Cancer stem cells (CSCs) are critical for the initiation, propagation, and treatment resistance of multiple cancers. Yet functional interactions between specific signaling pathways in solid organ "cancer stem cells," such as those of the liver, remain elusive. We report that in regenerating human liver, two to four cells per 30,000-50,000 cells express stem cell proteins Stat3, Oct4, and Nanog, along with the prodifferentiation proteins TGF-β-receptor type II (TBRII) and embryonic liver fodrin (ELF).
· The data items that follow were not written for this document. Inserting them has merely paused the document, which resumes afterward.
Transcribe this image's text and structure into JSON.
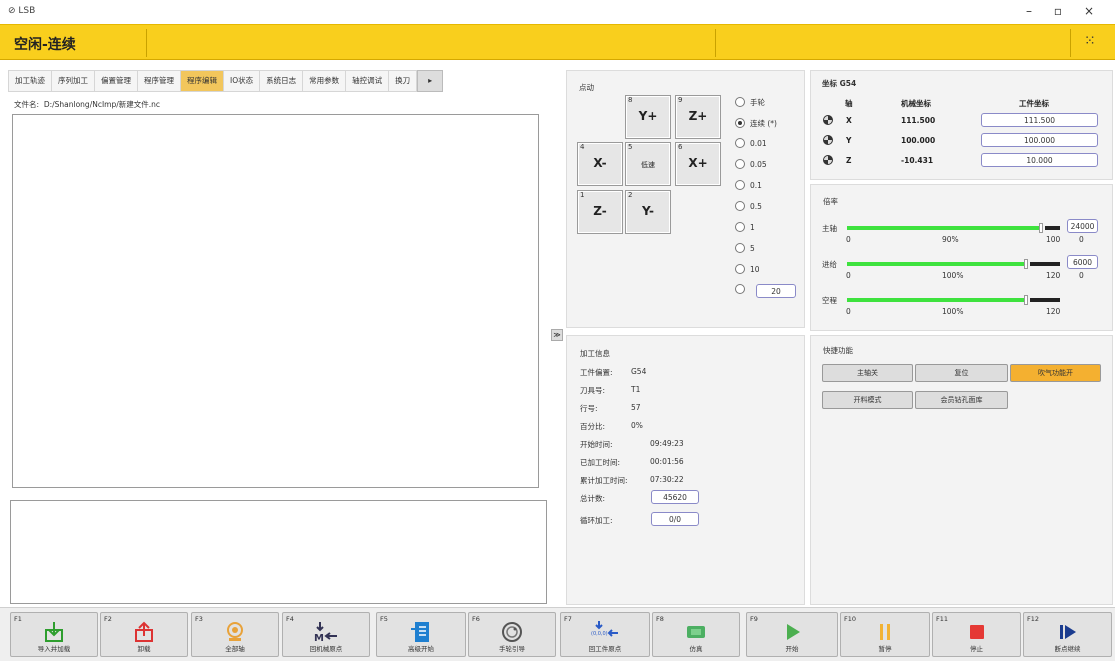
{
  "window": {
    "title": "LSB",
    "minimize": "–",
    "maximize": "▫",
    "close": "×"
  },
  "header": {
    "status": "空闲-连续",
    "grid_icon": "⁙"
  },
  "tabs": [
    "加工轨迹",
    "序列加工",
    "偏置管理",
    "程序管理",
    "程序编辑",
    "IO状态",
    "系统日志",
    "常用参数",
    "轴控调试",
    "换刀"
  ],
  "active_tab": "程序编辑",
  "tab_arrow": "▸",
  "file": {
    "label": "文件名:",
    "path": "D:/Shanlong/NcImp/新建文件.nc"
  },
  "splitter": "≫",
  "jog": {
    "title": "点动",
    "keys": [
      {
        "num": "8",
        "label": "Y+"
      },
      {
        "num": "9",
        "label": "Z+"
      },
      {
        "num": "4",
        "label": "X-"
      },
      {
        "num": "5",
        "label": "低速"
      },
      {
        "num": "6",
        "label": "X+"
      },
      {
        "num": "1",
        "label": "Z-"
      },
      {
        "num": "2",
        "label": "Y-"
      }
    ],
    "modes": [
      "手轮",
      "连续 (*)",
      "0.01",
      "0.05",
      "0.1",
      "0.5",
      "1",
      "5",
      "10"
    ],
    "selected_mode": "连续 (*)",
    "custom_step": "20"
  },
  "coords": {
    "title": "坐标 G54",
    "headers": [
      "轴",
      "机械坐标",
      "工件坐标"
    ],
    "rows": [
      {
        "axis": "X",
        "machine": "111.500",
        "work": "111.500"
      },
      {
        "axis": "Y",
        "machine": "100.000",
        "work": "100.000"
      },
      {
        "axis": "Z",
        "machine": "-10.431",
        "work": "10.000"
      }
    ]
  },
  "rates": {
    "title": "倍率",
    "items": [
      {
        "name": "主轴",
        "min": "0",
        "pct": "90%",
        "max": "100",
        "fill": 0.9,
        "value": "24000",
        "cur": "0"
      },
      {
        "name": "进给",
        "min": "0",
        "pct": "100%",
        "max": "120",
        "fill": 0.833,
        "value": "6000",
        "cur": "0"
      },
      {
        "name": "空程",
        "min": "0",
        "pct": "100%",
        "max": "120",
        "fill": 0.833
      }
    ]
  },
  "machining": {
    "title": "加工信息",
    "offset_label": "工件偏置:",
    "offset": "G54",
    "tool_label": "刀具号:",
    "tool": "T1",
    "line_label": "行号:",
    "line": "57",
    "percent_label": "百分比:",
    "percent": "0%",
    "start_label": "开始时间:",
    "start": "09:49:23",
    "elapsed_label": "已加工时间:",
    "elapsed": "00:01:56",
    "total_time_label": "累计加工时间:",
    "total_time": "07:30:22",
    "count_label": "总计数:",
    "count": "45620",
    "loop_label": "循环加工:",
    "loop": "0/0"
  },
  "quick": {
    "title": "快捷功能",
    "buttons": [
      "主轴关",
      "复位",
      "吹气功能开",
      "开料模式",
      "会员钻孔面库"
    ]
  },
  "fkeys": [
    {
      "key": "F1",
      "label": "导入并加载",
      "icon": "import-icon"
    },
    {
      "key": "F2",
      "label": "卸载",
      "icon": "unload-icon"
    },
    {
      "key": "F3",
      "label": "全部轴",
      "icon": "all-axis-icon"
    },
    {
      "key": "F4",
      "label": "回机械原点",
      "icon": "home-machine-icon"
    },
    {
      "key": "F5",
      "label": "高级开始",
      "icon": "advanced-start-icon"
    },
    {
      "key": "F6",
      "label": "手轮引导",
      "icon": "handwheel-icon"
    },
    {
      "key": "F7",
      "label": "回工件原点",
      "icon": "home-work-icon"
    },
    {
      "key": "F8",
      "label": "仿真",
      "icon": "simulate-icon"
    },
    {
      "key": "F9",
      "label": "开始",
      "icon": "play-icon"
    },
    {
      "key": "F10",
      "label": "暂停",
      "icon": "pause-icon"
    },
    {
      "key": "F11",
      "label": "停止",
      "icon": "stop-icon"
    },
    {
      "key": "F12",
      "label": "断点继续",
      "icon": "resume-icon"
    }
  ],
  "icon_text": {
    "m_letter": "M",
    "origin_coord": "(0,0,0)"
  },
  "colors": {
    "header": "#f9cf1d",
    "active_tab": "#f2c65c",
    "green": "#3ee23e",
    "orange": "#f4b030",
    "stop": "#e53935"
  }
}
Examination of human hepatocellular cancer (HCC) reveals cells that label with stem cell markers that have unexpectedly lost TBRII and ELF. $elf^{+/-}$ mice spontaneously develop HCC; expression analysis of these tumors highlighted the marked activation of the genes involved in the IL-6 signaling pathway, including IL-6 and Stat3, suggesting that HCC could arise from an IL-6-driven transformed stem cell with inactivated TGF-β signaling. Similarly, suppression of IL-6 signaling, through the generation of mouse knockouts involving a positive regulator of IL-6, Inter-alpha-trypsin inhibitor-heavy chain-4 (ITIH4), resulted in reduction in HCC in $elf^{+/-}$ mice. This study reveals an unexpected functional link between IL-6, a major stem cell signaling pathway, and the TGF-β signaling pathway in the modulation of mammalian HCC, a lethal cancer of the foregut. These experiments suggest an important therapeutic role for targeting IL-6 in HCCs lacking a functional TGF-β pathway.